First of all what is the 'desired solution' I wonder? John is using terminology here which obfuscates my argument that the exact amount of information as well as the exact nature of the binding sites is contingent on mutation and selection. Dembski and others may have suggested that 'variation and selection can be good conduits of information, but they never generate information' but this seems irrelevant to the argument. Conduits of information is exactly what mutation and selection is all about. Mutation generates the variation and the environment through selection (mutual information) injects information into the genome.
Thus John seems to miss the point when he, I assume somewhat tongue in cheek comments that "It would be better for Schneider's program to just output the information in the "sitelocations" array directly--then it would have a 100% success rate, and the same information would get output!"
John still seems to be ignoring that the information 'location of the sites' is different from the 'information at these sites'.
I am not sure what John wants to argue with his final sentence "In fact, it takes quite a lot of intelligent design to get the inputted information into a form that can be exploited by a variation/selection mechanism and transmitted to the output. "
Certainly John is not arguing that our modeling of mutation and selection in nature is in any form evidence of the requirement for intelligent design or even a necessity?
I believe that I have answered your question namely that your question is at most a red herring, distracting from the information increase at the binding sites by focusing on information needed to specify the binding sites.
Let me finally comment on mutation and selection being a poor conduit of information as an explanation for the contingency found in Ev.
Could John explain to us that despite this, Vete seems to have found a solution to the problem in all instances I tried? And guess what: The solution was always the same.

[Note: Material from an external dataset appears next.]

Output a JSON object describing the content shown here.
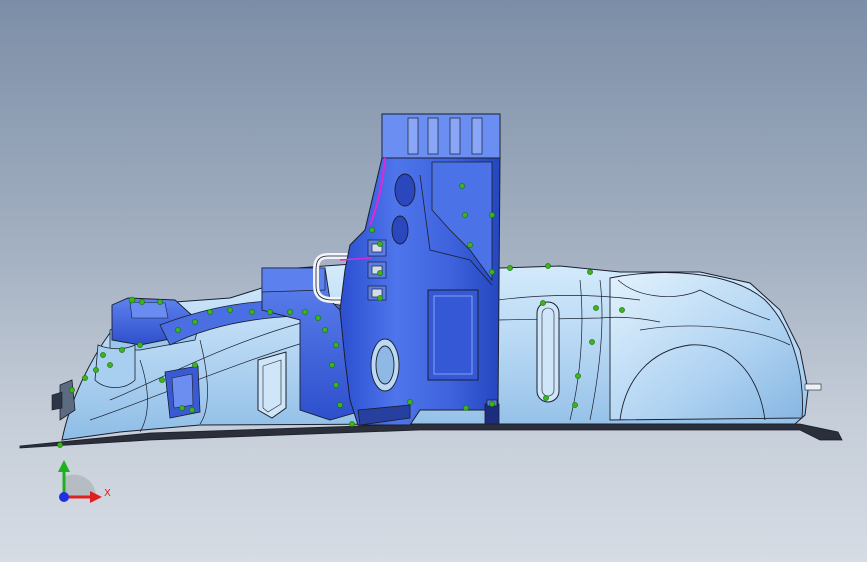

John claim that "The only way the VETE program could better simulate Ev would be if it chose a random string of letters as a target sequence every time it ran, instead of using "the answer is forty-two" as a consistent target. This would make the example perhaps closer to the Ev program simply because the target would change from run to run and have no semantic value, but it would do absolutely nothing to alter the accuracy of the VETE simulation as a model of the Ev program. "

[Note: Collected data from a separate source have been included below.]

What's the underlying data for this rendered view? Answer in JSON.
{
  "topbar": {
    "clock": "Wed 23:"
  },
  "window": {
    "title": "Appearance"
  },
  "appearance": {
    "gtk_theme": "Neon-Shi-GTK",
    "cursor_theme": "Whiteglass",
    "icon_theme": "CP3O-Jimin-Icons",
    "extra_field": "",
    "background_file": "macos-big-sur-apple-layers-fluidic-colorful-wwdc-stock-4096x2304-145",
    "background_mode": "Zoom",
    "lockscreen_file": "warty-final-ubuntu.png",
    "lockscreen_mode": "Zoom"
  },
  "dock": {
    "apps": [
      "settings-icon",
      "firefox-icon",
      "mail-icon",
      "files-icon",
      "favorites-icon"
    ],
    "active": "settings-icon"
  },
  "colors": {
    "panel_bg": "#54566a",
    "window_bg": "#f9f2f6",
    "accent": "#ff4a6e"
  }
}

Is illogical for the following reasons
1. Vete would still zoom in on the solution with 100% accuracy 2. Ev does not preselect the information content but instead allows the sites to co-evolve to a solution which is truely contingent on the mutations and selection involved.
My conclusion is that Ev and Vete are very different in this aspect in that Vete requires a goal (a particular string) to be pre-specified while in Ev mutation and selection determine the "string (sequence)"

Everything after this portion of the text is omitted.